「自動運転×ライドシェア」が次世代自動車産業において重要であるのは、導入当初は必然的にコストが高い自動運転車を自家用として商業化するのは困難と見られている一方、ライドシェア会社であれば多くの利用者を対象として稼働率を高めていくことで比較的早期に収益化可能であると考えられているからである。
また世界的に進展しているシェアリングの動きからも、ライドシェア会社が「自動車はシェアして利用するもの」という価値観を急速に定着させてきている。
近年、世界規模での地球温暖化を意識させる出来事が頻発するうえ、今後は「もっと暑くなる」という事態が進行している。特に2018年においては世界的に最高気温の記録を更新した地域が相次いだ。環境保護やサステイナビリティの動きは、世界的な異常気象により、もはや多くの人たちが身体感覚的に必要だと考える水準にまで高まりつつある。

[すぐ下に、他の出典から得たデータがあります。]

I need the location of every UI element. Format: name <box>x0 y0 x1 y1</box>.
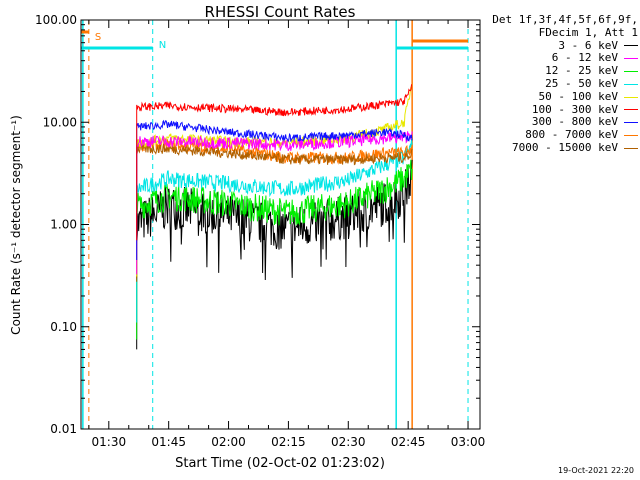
legend-swatch <box>624 71 638 73</box>
series-line-100-300-kev <box>136 83 413 241</box>
series-line-12-25-kev <box>136 159 413 340</box>
legend-swatch <box>624 58 638 60</box>
legend-item: 100 - 300 keV <box>482 102 638 117</box>
legend-swatch <box>624 109 638 111</box>
chart-title: RHESSI Count Rates <box>205 3 356 21</box>
x-tick-label: 02:00 <box>211 435 246 449</box>
legend-label: 300 - 800 keV <box>531 115 618 129</box>
y-axis: 0.01 0.10 1.00 10.00 100.00 <box>35 13 480 436</box>
series-line-300-800-kev <box>136 119 413 260</box>
generated-timestamp: 19-Oct-2021 22:20 <box>558 466 634 475</box>
y-tick-label: 10.00 <box>43 115 77 129</box>
legend-label: 12 - 25 keV <box>545 64 618 78</box>
x-axis-label: Start Time (02-Oct-02 01:23:02) <box>175 456 385 471</box>
legend-swatch <box>624 45 638 47</box>
legend: Det 1f,3f,4f,5f,6f,9f, FDecim 1, Att 1 3… <box>482 13 638 155</box>
saa-marker-label: S <box>95 32 101 43</box>
legend-swatch <box>624 147 638 149</box>
legend-header-line-2: FDecim 1, Att 1 <box>538 25 638 39</box>
series-line-7000-15000-kev <box>136 142 413 282</box>
x-tick-label: 02:30 <box>331 435 366 449</box>
legend-item: 25 - 50 keV <box>482 76 638 91</box>
legend-swatch <box>624 96 638 98</box>
legend-item: 300 - 800 keV <box>482 116 638 129</box>
x-tick-label: 02:45 <box>391 435 426 449</box>
x-tick-label: 01:45 <box>151 435 186 449</box>
y-tick-label: 0.10 <box>50 320 77 334</box>
legend-label: 50 - 100 keV <box>538 89 618 103</box>
legend-item: 7000 - 15000 keV <box>482 140 638 155</box>
series-line-6-12-kev <box>136 131 413 275</box>
y-tick-label: 0.01 <box>50 422 77 436</box>
legend-item: 800 - 7000 keV <box>482 128 638 142</box>
night-marker-label: N <box>159 40 166 51</box>
legend-label: 6 - 12 keV <box>551 51 618 65</box>
legend-item: 12 - 25 keV <box>482 64 638 78</box>
y-axis-label: Count Rate (s⁻¹ detector segment⁻¹) <box>9 115 23 335</box>
legend-label: 800 - 7000 keV <box>525 128 618 142</box>
data-series <box>136 83 413 350</box>
legend-item: 6 - 12 keV <box>482 52 638 65</box>
legend-label: 7000 - 15000 keV <box>512 140 618 154</box>
x-tick-label: 01:30 <box>92 435 127 449</box>
legend-header-line-1: Det 1f,3f,4f,5f,6f,9f, <box>492 13 638 26</box>
series-line-25-50-kev <box>136 138 413 323</box>
legend-swatch <box>624 135 638 137</box>
x-axis: 01:30 01:45 02:00 02:15 02:30 02:45 03:00 <box>88 20 486 449</box>
y-tick-label: 100.00 <box>35 13 77 27</box>
legend-item: 3 - 6 keV <box>482 38 638 53</box>
legend-label: 25 - 50 keV <box>545 76 618 90</box>
legend-label: 100 - 300 keV <box>531 102 618 116</box>
legend-item: 50 - 100 keV <box>482 89 638 104</box>
series-line-3-6-kev <box>136 159 413 350</box>
y-tick-label: 1.00 <box>50 218 77 232</box>
legend-swatch <box>624 122 638 124</box>
x-tick-label: 02:15 <box>271 435 306 449</box>
x-tick-label: 03:00 <box>451 435 486 449</box>
legend-swatch <box>624 83 638 85</box>
legend-label: 3 - 6 keV <box>558 38 618 52</box>
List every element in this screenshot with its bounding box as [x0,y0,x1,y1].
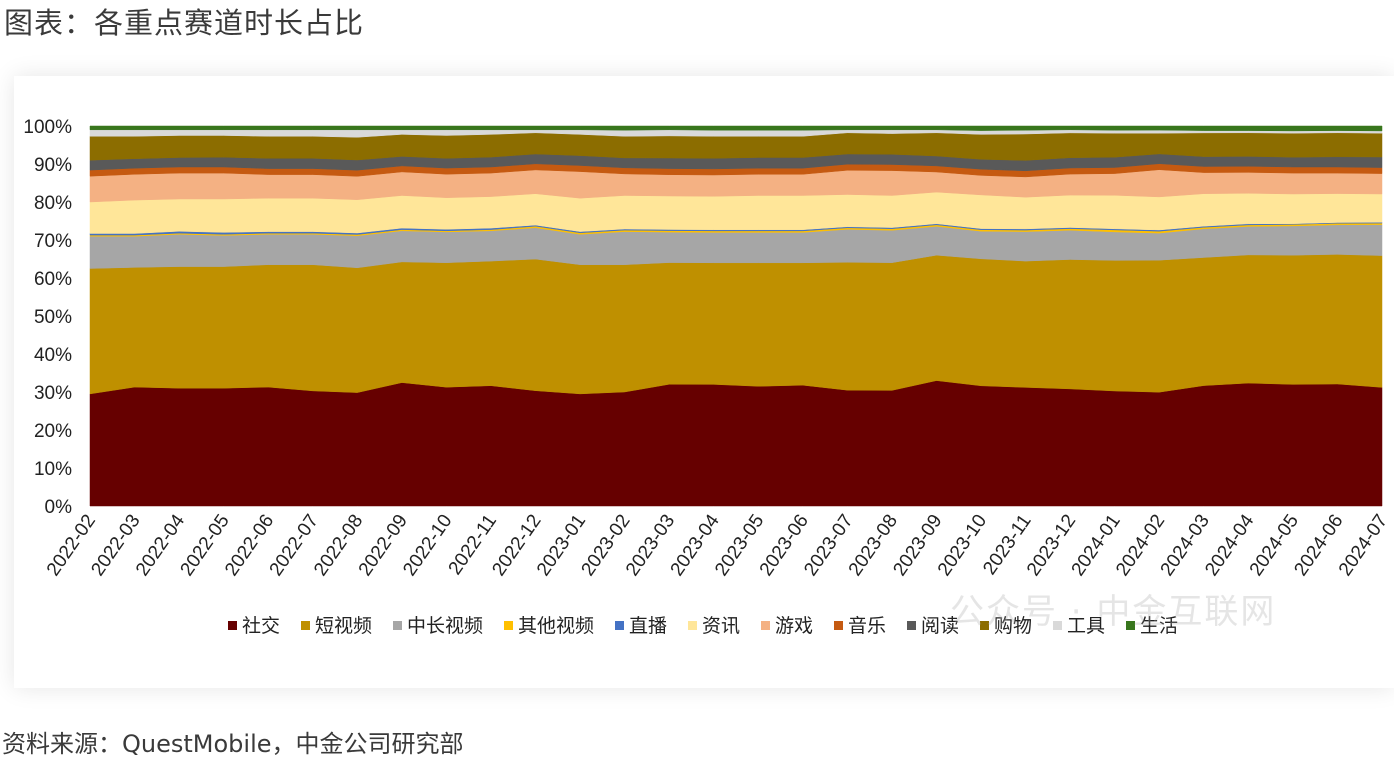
y-tick-label: 70% [34,231,72,252]
legend-swatch [761,621,770,630]
x-axis: 2022-022022-032022-042022-052022-062022-… [43,510,1392,580]
y-tick-label: 60% [34,269,72,290]
legend-item-10: 工具 [1053,616,1105,637]
legend-item-9: 购物 [980,615,1032,637]
legend-item-4: 直播 [615,615,667,637]
legend-swatch [393,621,402,630]
legend-swatch [301,621,310,630]
y-tick-label: 0% [45,497,73,518]
y-tick-label: 20% [34,421,72,442]
watermark: 公众号 · 中金互联网 [950,592,1277,632]
stacked-area-chart: 0% 10% 20% 30% 40% 50% 60% 70% 80% 90% 100% 2022-0… [23,117,1392,637]
legend: 社交 短视频 中长视频 其他视频 直播 资讯 游戏 音乐 阅读 购物 工具 生活 [228,615,1178,637]
legend-swatch [834,621,843,630]
legend-swatch [1053,621,1062,630]
y-tick-label: 40% [34,345,72,366]
legend-item-11: 生活 [1126,615,1178,637]
source-note: 资料来源：QuestMobile，中金公司研究部 [2,730,464,758]
y-axis: 0% 10% 20% 30% 40% 50% 60% 70% 80% 90% 100% [23,117,72,518]
figure-title: 图表：各重点赛道时长占比 [4,6,365,40]
legend-item-8: 阅读 [907,615,959,637]
y-tick-label: 10% [34,459,72,480]
legend-item-7: 音乐 [834,615,886,637]
y-tick-label: 80% [34,193,72,214]
legend-item-3: 其他视频 [504,615,594,637]
legend-swatch [1126,621,1135,630]
legend-label: 工具 [1067,616,1105,637]
legend-label: 短视频 [315,615,372,637]
y-tick-label: 90% [34,155,72,176]
legend-label: 其他视频 [518,615,594,637]
chart-card: 0% 10% 20% 30% 40% 50% 60% 70% 80% 90% 100% 2022-0… [14,76,1394,688]
legend-item-1: 短视频 [301,615,372,637]
area-series-1 [89,254,1383,395]
legend-swatch [504,621,513,630]
legend-label: 资讯 [702,615,740,637]
legend-label: 直播 [629,615,667,637]
area-series-0 [89,380,1383,507]
legend-swatch [907,621,916,630]
legend-label: 游戏 [775,615,813,637]
legend-swatch [615,621,624,630]
legend-label: 购物 [994,615,1032,637]
legend-swatch [688,621,697,630]
y-tick-label: 100% [23,117,72,138]
legend-item-5: 资讯 [688,615,740,637]
legend-label: 音乐 [848,615,886,637]
legend-swatch [980,621,989,630]
legend-item-0: 社交 [228,615,280,637]
legend-label: 中长视频 [407,615,483,637]
legend-item-2: 中长视频 [393,615,483,637]
legend-item-6: 游戏 [761,615,813,637]
y-tick-label: 30% [34,383,72,404]
legend-label: 社交 [242,615,280,637]
area-layers [89,125,1383,507]
area-series-11 [89,125,1383,132]
legend-label: 生活 [1140,615,1178,637]
legend-label: 阅读 [921,615,959,637]
legend-swatch [228,621,237,630]
y-tick-label: 50% [34,307,72,328]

エネルギーを化石燃料からクリーンエネルギー中心に変革し、モノの利用ではシェアリングを進めるといった動きは、今後さらに拍車がかかると予想される。
輸送手段をすべてネットワーク化する会社
米国においてライドシェア会社は、「トランスポーテーション・ネットワーク・カンパニー」と呼ばれている。現在提供している自動車ライドシェアサービスを基点として、航空機、鉄道、地下鉄、バスなどの輸送(トランスポーテーション)の手段をすべてネットワークすることが期待されている呼称。米国社会においてそのようにとらえられているのがライドシェア会社なのだ。
将来的には、ライドシェアの対象範囲には、自動運転車のみならずオートバイや自転車なども含まれてくるだろう。むしろ、自転車シェアリングなど、より小さな乗り物からおさえ、そこから飛行機、鉄道、バス、クルマなどすべての交通手段を統合し管理する企業が、真のトランスポーテーション・ネットワーク・カンパニーになるかもしれないのだ。

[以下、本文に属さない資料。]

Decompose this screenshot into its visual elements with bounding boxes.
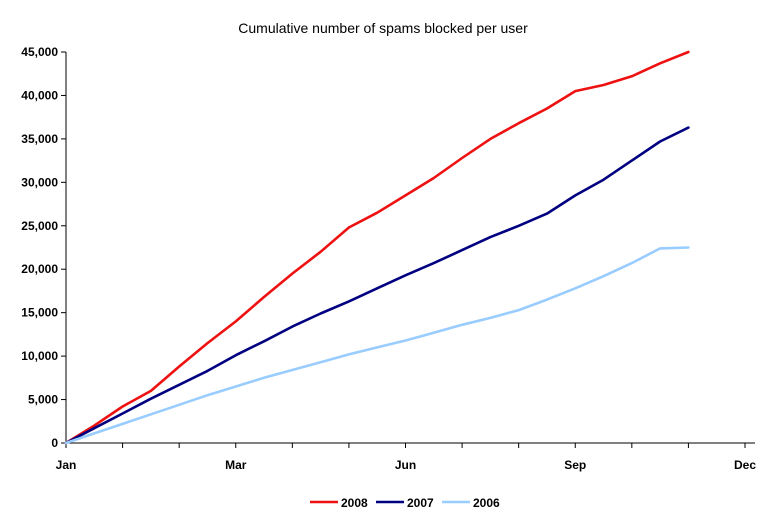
chart-title: Cumulative number of spams blocked per u… [238,20,528,36]
y-axis: 0 5,000 10,000 15,000 20,000 25,000 30,000 35,0… [21,45,67,450]
series-layer [64,50,690,445]
y-tick-label: 35,000 [21,132,58,146]
x-tick-label: Sep [564,458,586,472]
y-tick-label: 10,000 [21,349,58,363]
y-tick-label: 15,000 [21,306,58,320]
legend-label-2006: 2006 [473,496,500,510]
series-line-2007 [64,126,690,445]
y-tick-label: 25,000 [21,219,58,233]
series-line-2006 [64,246,690,445]
y-tick-label: 0 [51,436,58,450]
y-tick-label: 30,000 [21,175,58,189]
x-tick-label: Jan [56,458,77,472]
y-tick-label: 45,000 [21,45,58,59]
y-tick-label: 5,000 [28,393,58,407]
y-tick-label: 40,000 [21,88,58,102]
legend-label-2008: 2008 [341,496,368,510]
x-axis: Jan Mar Jun Sep Dec [56,442,756,472]
x-tick-label: Mar [225,458,247,472]
legend-label-2007: 2007 [407,496,434,510]
legend: 2008 2007 2006 [310,496,500,510]
x-tick-label: Jun [395,458,416,472]
y-tick-label: 20,000 [21,262,58,276]
series-line-2008 [64,50,690,445]
x-tick-label: Dec [734,458,756,472]
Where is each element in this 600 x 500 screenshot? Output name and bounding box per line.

筆者は、2社の提携は、トヨタとソフトバンクが連携して、日本においては将来的にみずからがトランスポーテーション・ネットワーク・カンパニーとして総合的なモビリティサービスを提供することが最終目的なのではないかと予想している。
最後に、国土交通省が9月14日に公表した9年後にできるリニアモーターカーのための品川駅西口前広場、「次世代型交通ターミナル」構想図には、はっきりと「自動運転」と「シェアリングを基本とした次世代モビリティ」と明記されていることを述べておきたい。